Depuis trois mois, le Sénégal affronte silencieusement un ennemi venu des étables, des moustiques et des eaux stagnantes : la fièvre de la Vallée du Rift. Conjuguant impacts humains et pertes massives dans le cheptel, l’épidémie impose désormais un changement d’échelle dans la riposte nationale. Dakar n’en fait pas un simple dossier vétérinaire, mais une urgence de santé publique à part entière, mobilisant laboratoires, équipes d’intervention rapide et communautés rurales.
Une épidémie qui frappe l’homme et l’animal
Au 23 novembre, la situation sanitaire dressée par les autorités révèle l’ampleur du défi : 500 cas confirmés chez l’humain, dont 457 guérisons et 31 décès, sur plus de 15 000 prélèvements analysés. Parallèlement, le cheptel payé au prix fort : 425 cas confirmés et plus de 2 000 avortements recensés chez les ovins, caprins et bovins, mettant en péril les revenus d’éleveurs déjà fragilisés par l’inflation des aliments de bétail.
Pour freiner l’hémorragie économique, plus de 40 000 animaux ont été vaccinés dans les zones d’épizootie. Là où le bétail est protégé, les familles sont moins exposées, illustrant la logique One Health — un seul monde, une seule santé, reliant l’humain, l’animal et l’environnement.
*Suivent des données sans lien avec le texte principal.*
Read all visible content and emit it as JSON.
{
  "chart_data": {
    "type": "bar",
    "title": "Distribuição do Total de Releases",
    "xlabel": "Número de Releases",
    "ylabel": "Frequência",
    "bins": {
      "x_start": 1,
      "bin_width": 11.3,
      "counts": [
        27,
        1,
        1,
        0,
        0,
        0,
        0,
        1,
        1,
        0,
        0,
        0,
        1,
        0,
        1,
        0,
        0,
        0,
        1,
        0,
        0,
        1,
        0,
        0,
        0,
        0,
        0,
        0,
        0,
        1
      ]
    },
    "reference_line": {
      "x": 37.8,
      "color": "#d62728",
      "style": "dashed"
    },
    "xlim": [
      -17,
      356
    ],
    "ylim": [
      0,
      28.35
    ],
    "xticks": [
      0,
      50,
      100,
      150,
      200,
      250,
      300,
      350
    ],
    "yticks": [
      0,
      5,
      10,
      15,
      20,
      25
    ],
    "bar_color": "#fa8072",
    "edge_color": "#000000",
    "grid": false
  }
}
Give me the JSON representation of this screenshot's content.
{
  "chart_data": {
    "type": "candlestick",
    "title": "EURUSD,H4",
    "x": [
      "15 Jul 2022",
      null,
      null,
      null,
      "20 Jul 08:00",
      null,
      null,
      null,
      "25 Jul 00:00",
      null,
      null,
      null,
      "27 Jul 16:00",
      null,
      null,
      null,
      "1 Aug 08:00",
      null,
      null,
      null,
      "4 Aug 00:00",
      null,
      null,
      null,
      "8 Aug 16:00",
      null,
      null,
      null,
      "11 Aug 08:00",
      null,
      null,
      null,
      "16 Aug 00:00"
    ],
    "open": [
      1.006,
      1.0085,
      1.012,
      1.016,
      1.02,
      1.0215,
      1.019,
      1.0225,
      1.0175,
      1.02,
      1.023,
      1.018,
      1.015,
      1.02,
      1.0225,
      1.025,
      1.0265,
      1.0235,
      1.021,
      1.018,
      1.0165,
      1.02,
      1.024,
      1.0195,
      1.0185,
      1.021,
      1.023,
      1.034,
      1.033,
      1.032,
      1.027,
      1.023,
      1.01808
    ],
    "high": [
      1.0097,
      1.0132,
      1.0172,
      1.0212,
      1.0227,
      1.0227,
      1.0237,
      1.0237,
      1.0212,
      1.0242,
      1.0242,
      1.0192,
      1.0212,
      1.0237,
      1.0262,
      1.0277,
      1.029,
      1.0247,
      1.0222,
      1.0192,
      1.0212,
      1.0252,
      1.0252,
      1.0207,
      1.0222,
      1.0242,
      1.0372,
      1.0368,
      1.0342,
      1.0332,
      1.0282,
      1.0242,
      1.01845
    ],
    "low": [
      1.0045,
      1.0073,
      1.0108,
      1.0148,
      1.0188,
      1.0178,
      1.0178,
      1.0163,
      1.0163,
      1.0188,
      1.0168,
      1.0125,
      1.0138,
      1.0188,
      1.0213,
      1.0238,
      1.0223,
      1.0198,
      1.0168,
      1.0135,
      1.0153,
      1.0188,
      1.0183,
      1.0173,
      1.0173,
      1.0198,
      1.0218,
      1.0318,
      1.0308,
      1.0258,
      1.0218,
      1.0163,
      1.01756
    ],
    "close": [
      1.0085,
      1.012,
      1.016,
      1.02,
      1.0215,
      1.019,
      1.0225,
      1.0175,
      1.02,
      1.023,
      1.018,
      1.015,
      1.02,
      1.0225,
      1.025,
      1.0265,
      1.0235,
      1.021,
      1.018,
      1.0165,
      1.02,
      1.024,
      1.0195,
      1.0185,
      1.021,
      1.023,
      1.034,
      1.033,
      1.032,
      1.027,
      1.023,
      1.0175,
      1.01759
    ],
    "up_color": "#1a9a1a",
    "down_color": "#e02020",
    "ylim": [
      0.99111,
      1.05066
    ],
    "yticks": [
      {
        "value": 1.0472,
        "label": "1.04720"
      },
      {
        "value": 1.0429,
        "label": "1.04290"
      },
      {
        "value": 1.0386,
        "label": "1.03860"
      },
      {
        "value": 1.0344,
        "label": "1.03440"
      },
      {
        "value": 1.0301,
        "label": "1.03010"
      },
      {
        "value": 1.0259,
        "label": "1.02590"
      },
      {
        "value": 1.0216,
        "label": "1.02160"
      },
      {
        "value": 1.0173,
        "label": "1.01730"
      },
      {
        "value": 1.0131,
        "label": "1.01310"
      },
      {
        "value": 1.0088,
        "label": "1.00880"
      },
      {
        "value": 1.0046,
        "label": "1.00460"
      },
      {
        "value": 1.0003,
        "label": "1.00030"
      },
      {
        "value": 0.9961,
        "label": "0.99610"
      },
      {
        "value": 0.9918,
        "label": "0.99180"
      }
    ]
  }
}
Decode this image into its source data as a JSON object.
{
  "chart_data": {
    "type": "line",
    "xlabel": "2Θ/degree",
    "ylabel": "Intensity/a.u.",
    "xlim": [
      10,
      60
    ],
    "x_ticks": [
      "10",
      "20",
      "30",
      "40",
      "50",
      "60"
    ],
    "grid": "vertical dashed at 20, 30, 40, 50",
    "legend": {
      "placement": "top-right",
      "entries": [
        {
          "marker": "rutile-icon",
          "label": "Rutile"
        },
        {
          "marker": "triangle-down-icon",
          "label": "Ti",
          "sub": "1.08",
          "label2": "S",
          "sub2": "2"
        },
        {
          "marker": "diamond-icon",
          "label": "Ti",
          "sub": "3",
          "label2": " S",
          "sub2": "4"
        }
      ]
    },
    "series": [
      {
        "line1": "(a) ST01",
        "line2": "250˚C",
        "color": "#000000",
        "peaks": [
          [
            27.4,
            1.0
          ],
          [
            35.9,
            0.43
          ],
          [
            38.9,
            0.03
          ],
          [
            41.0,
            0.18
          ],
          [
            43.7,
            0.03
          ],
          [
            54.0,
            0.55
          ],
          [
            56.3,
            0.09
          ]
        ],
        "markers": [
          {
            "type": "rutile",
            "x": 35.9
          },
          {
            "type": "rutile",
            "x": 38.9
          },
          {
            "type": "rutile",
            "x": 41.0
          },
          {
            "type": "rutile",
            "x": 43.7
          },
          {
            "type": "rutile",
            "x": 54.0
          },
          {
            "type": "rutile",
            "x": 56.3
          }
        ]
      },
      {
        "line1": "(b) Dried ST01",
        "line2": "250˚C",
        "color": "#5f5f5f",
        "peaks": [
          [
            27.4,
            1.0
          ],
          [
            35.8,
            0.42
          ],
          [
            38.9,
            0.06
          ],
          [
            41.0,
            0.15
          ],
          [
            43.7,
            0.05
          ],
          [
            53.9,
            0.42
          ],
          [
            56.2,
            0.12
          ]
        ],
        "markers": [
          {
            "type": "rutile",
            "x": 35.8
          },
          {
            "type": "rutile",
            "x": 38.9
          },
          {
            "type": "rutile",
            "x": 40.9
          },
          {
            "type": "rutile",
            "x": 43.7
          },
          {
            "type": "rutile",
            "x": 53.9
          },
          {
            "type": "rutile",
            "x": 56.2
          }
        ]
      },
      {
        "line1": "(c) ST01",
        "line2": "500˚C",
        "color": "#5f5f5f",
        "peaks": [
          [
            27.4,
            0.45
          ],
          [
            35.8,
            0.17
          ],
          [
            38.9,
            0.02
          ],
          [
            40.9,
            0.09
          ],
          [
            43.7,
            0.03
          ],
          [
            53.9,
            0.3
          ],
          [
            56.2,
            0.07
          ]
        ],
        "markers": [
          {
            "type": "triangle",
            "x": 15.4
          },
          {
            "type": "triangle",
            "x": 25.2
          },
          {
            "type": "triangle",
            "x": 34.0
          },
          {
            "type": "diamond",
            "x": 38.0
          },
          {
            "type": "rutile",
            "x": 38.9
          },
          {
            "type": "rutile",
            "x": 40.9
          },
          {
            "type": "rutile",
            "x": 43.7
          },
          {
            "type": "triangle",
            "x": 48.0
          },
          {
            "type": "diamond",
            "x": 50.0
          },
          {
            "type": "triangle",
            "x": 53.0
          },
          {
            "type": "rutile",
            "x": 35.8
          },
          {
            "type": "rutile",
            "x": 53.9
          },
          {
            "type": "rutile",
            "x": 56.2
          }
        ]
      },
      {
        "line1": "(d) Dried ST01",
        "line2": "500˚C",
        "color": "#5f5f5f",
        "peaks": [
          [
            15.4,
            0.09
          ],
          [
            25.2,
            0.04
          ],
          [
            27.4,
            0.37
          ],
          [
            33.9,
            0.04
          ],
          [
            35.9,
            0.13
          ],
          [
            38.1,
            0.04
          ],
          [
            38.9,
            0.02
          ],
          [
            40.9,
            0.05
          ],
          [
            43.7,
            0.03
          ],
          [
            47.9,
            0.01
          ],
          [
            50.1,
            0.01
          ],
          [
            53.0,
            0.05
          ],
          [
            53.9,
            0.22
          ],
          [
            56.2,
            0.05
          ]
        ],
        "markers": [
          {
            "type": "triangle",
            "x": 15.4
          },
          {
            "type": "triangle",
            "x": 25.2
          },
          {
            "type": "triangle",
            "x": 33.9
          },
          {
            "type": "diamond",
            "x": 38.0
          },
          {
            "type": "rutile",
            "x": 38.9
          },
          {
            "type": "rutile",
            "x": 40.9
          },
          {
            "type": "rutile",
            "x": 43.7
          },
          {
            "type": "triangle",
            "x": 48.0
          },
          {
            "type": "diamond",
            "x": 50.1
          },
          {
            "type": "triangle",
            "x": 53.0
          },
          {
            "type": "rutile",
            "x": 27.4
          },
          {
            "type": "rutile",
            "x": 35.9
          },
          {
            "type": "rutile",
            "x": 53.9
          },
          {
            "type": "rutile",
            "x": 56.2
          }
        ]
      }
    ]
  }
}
Une riposte coordonnée sur le terrain
La lutte s’organise autour d’unités d’intervention rapide SURGE, appuyées par l’OMS et les partenaires techniques. Saint-Louis, Kaolack et Fatick concentrent désormais les opérations de proximité :
•surveillance clinique et communautaire,
•renforcement des laboratoires,
•formation du personnel vétérinaire et hospitalier,
•campagnes de sensibilisation en langues locales.
Les bergers, éleveurs et bouchers, premiers exposés, sont au cœur de la stratégie : la transmission se fait par piqûre de moustique, mais aussi par contact direct avec le sang ou les organes d’un animal malade. La prévention devient ainsi aussi comportementale que médicale.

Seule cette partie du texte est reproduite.